A new preliminary study from Penn State University came to a different conclusion. Not only does the research show no connection between drilling and crime rates, it found “no consistent increases in arrests or calls to the Pennsylvania State Police in counties with high Marcellus-drilling activity.”

The report does note, though, that while calls to State Police have remained consistent in drilling-heavy counties, those numbers have fallen in non-drilling rural areas.

There are no definitive findings that Marcellus Shale drilling activity has affected crime rates in Pennsylvania, but more study is needed, according to a preliminary report conducted recently by the Justice Center for Research at Penn State. The report was produced in response to public concerns that crime rates may be on the rise in areas experiencing drilling-related population growth.

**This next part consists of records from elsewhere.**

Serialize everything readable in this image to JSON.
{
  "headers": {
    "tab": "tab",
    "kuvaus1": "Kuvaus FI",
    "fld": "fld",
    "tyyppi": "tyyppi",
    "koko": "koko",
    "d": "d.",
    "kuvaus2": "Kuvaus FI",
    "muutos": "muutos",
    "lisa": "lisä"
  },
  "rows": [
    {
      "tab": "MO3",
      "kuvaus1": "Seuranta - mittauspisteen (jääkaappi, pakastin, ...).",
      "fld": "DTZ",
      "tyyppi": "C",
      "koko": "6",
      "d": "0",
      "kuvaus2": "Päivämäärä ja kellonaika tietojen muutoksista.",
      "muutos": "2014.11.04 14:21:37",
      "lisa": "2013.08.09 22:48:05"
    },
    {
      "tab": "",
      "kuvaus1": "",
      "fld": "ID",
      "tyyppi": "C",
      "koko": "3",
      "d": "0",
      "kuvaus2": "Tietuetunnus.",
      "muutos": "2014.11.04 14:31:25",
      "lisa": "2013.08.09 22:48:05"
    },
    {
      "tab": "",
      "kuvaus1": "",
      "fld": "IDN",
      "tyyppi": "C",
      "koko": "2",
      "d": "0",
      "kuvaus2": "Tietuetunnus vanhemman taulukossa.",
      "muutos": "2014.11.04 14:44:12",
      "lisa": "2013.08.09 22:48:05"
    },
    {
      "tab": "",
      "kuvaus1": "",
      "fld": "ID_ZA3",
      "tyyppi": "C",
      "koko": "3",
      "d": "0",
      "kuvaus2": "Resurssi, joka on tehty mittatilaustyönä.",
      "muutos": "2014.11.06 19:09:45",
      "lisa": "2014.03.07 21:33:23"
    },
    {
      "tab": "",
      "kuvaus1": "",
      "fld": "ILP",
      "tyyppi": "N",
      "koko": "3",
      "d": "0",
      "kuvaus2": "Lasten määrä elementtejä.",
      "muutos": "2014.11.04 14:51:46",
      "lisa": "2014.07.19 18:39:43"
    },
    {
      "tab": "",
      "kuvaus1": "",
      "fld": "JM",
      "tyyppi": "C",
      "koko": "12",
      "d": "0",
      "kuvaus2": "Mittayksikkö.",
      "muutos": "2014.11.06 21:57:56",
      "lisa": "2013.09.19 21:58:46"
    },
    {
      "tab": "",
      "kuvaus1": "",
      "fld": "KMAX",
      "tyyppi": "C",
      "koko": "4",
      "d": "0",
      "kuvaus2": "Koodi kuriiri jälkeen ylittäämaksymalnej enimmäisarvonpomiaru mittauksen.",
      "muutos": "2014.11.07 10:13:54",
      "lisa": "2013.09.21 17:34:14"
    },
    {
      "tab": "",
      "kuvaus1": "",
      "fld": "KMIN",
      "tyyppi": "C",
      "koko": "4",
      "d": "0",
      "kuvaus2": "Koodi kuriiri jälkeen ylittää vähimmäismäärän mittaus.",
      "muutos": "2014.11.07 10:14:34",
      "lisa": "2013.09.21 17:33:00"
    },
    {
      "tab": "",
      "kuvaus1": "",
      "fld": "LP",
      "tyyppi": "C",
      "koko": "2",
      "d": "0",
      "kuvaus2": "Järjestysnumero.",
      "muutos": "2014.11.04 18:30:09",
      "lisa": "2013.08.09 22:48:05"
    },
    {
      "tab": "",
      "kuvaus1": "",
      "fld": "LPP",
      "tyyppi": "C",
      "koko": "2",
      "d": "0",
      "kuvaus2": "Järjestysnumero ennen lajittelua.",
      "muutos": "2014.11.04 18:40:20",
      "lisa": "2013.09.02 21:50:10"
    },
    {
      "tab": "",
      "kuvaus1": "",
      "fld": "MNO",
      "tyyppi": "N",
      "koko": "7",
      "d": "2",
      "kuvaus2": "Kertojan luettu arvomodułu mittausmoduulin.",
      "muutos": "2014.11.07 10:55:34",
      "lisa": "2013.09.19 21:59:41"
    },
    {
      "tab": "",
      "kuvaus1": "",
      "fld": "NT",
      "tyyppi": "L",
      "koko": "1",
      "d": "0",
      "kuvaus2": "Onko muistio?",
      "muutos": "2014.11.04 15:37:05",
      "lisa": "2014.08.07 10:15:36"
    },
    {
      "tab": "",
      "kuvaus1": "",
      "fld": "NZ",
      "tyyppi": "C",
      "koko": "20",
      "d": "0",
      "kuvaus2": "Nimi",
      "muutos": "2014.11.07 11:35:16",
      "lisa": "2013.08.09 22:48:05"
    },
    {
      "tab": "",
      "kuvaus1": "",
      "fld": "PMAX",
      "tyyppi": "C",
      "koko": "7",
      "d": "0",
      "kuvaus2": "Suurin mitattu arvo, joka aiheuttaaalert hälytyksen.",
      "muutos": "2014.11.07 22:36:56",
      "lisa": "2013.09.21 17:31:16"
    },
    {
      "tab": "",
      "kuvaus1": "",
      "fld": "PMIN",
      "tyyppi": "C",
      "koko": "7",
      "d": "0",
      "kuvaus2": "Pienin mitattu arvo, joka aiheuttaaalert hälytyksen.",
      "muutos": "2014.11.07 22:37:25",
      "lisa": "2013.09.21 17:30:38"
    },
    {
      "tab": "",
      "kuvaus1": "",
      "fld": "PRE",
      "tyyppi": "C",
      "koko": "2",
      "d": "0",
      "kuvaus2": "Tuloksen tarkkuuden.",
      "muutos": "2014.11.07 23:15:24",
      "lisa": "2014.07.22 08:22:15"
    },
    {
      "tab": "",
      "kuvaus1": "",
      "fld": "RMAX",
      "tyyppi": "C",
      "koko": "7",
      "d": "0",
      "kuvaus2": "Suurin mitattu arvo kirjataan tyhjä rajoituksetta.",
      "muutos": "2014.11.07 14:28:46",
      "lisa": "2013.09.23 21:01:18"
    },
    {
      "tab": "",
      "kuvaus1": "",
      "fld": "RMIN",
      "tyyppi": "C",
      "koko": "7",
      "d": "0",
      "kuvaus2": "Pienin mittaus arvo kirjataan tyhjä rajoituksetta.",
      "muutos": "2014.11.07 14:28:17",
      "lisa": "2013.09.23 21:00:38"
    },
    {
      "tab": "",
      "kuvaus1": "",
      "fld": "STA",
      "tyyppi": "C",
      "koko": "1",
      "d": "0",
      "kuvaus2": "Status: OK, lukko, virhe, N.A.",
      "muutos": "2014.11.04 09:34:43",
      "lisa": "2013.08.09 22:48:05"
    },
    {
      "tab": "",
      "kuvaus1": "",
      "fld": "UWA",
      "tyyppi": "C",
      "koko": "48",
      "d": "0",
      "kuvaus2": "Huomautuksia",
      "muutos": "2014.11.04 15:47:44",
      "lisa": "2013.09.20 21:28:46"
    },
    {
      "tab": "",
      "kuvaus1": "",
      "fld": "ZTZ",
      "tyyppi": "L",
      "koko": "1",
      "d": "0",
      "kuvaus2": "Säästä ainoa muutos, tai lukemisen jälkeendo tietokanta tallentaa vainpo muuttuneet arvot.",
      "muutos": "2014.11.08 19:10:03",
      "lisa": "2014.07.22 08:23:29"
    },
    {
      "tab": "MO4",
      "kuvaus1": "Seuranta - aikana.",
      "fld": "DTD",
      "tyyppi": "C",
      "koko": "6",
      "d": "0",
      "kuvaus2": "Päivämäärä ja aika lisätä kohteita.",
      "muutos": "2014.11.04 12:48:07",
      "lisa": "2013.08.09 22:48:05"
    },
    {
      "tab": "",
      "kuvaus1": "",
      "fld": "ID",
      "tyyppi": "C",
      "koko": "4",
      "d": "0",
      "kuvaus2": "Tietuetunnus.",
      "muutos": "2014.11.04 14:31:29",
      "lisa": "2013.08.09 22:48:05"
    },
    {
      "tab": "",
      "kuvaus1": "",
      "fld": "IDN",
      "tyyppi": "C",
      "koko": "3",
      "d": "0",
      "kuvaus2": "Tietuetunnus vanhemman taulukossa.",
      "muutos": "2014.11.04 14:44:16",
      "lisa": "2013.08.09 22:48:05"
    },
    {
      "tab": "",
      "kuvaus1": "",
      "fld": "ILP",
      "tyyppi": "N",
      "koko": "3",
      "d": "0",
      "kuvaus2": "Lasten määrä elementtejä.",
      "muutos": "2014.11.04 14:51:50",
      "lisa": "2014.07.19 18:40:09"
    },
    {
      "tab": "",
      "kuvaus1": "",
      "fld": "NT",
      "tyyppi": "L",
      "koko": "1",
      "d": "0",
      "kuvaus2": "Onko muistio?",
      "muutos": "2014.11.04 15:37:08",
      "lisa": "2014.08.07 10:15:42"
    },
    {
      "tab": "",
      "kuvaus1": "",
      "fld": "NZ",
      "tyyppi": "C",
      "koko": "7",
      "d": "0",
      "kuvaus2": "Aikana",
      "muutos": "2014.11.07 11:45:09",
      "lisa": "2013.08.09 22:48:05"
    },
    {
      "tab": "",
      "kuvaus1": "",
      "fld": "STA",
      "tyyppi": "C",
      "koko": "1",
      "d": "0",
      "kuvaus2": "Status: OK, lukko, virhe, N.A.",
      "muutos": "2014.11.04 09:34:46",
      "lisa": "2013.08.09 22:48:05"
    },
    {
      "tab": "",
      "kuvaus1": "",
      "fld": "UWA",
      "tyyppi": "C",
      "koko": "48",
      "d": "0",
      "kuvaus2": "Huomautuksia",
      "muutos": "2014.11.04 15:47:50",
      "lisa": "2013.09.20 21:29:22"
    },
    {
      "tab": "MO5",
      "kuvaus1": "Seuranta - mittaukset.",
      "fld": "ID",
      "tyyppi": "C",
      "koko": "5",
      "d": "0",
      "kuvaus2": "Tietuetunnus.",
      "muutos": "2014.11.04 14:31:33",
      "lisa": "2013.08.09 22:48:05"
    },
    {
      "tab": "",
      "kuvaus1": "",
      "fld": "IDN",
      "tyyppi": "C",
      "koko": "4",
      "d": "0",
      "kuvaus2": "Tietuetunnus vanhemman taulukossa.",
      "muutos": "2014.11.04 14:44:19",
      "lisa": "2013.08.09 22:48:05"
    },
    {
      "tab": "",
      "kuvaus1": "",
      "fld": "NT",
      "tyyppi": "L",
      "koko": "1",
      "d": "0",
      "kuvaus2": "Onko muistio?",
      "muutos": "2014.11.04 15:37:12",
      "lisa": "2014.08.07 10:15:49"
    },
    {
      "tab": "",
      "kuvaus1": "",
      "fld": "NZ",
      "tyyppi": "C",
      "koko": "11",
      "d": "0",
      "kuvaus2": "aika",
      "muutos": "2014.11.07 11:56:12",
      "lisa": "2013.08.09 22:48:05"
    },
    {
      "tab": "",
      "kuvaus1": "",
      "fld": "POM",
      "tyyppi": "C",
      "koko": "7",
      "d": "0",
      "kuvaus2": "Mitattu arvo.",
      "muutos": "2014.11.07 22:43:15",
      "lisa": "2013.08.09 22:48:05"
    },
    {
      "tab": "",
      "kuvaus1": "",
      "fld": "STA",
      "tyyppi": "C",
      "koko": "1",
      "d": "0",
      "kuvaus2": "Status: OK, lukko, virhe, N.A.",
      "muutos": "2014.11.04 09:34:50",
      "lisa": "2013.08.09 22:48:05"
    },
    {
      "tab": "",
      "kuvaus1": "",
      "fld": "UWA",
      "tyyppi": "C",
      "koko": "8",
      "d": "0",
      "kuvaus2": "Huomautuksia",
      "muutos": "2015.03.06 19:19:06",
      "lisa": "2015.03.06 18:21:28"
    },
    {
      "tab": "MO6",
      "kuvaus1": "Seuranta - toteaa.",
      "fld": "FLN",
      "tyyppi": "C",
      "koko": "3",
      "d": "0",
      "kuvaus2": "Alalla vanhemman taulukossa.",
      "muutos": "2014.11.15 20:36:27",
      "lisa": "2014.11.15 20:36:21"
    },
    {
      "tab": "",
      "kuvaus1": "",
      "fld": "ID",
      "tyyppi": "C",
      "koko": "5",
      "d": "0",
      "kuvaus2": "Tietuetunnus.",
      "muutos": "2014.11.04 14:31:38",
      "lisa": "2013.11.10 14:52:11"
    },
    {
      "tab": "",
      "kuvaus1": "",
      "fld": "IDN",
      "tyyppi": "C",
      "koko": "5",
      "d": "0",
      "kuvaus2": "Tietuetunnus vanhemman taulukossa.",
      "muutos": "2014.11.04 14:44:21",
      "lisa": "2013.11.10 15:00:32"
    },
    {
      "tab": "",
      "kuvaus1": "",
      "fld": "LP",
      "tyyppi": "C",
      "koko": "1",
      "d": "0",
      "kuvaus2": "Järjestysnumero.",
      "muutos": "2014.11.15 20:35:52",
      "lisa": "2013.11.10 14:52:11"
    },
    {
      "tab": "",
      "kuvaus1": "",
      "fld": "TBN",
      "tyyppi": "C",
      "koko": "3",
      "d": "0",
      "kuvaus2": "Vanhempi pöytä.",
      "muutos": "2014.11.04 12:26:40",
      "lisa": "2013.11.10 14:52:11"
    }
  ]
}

The study tracks several measures of crime in Pennsylvania’s most active Marcellus Shale drilling regions, in the Northern Tier and the south-western corner of the commonwealth, beginning in 2006 (before the start of significant drilling activity in Pennsylvania) and ending in 2010. After the Marcellus Shale drilling “break-out” period, defined by researchers as intensified drilling activity that began in 2008, there were no consistent increases in arrests or calls to the Pennsylvania State Police in counties with high Marcellus-drilling activity. However, researchers noted a steady decline in calls to State Police in rural counties that have seen no Marcellus activity.

“In the three years since the Marcellus break-out period in 2008, there was a difference in the trends of State Police incidents in Marcellus and non-Marcellus drilling areas, but the difference isn’t so striking that we can say, ‘there’s definitely something here,’” said Lindsay Kowalski, research associate in the Justice Center for Research. “More time needs to elapse before we can identify strong trends.”

StateImpact Pennsylvania is reaching out to the study’s authors, and will have more on this report soon.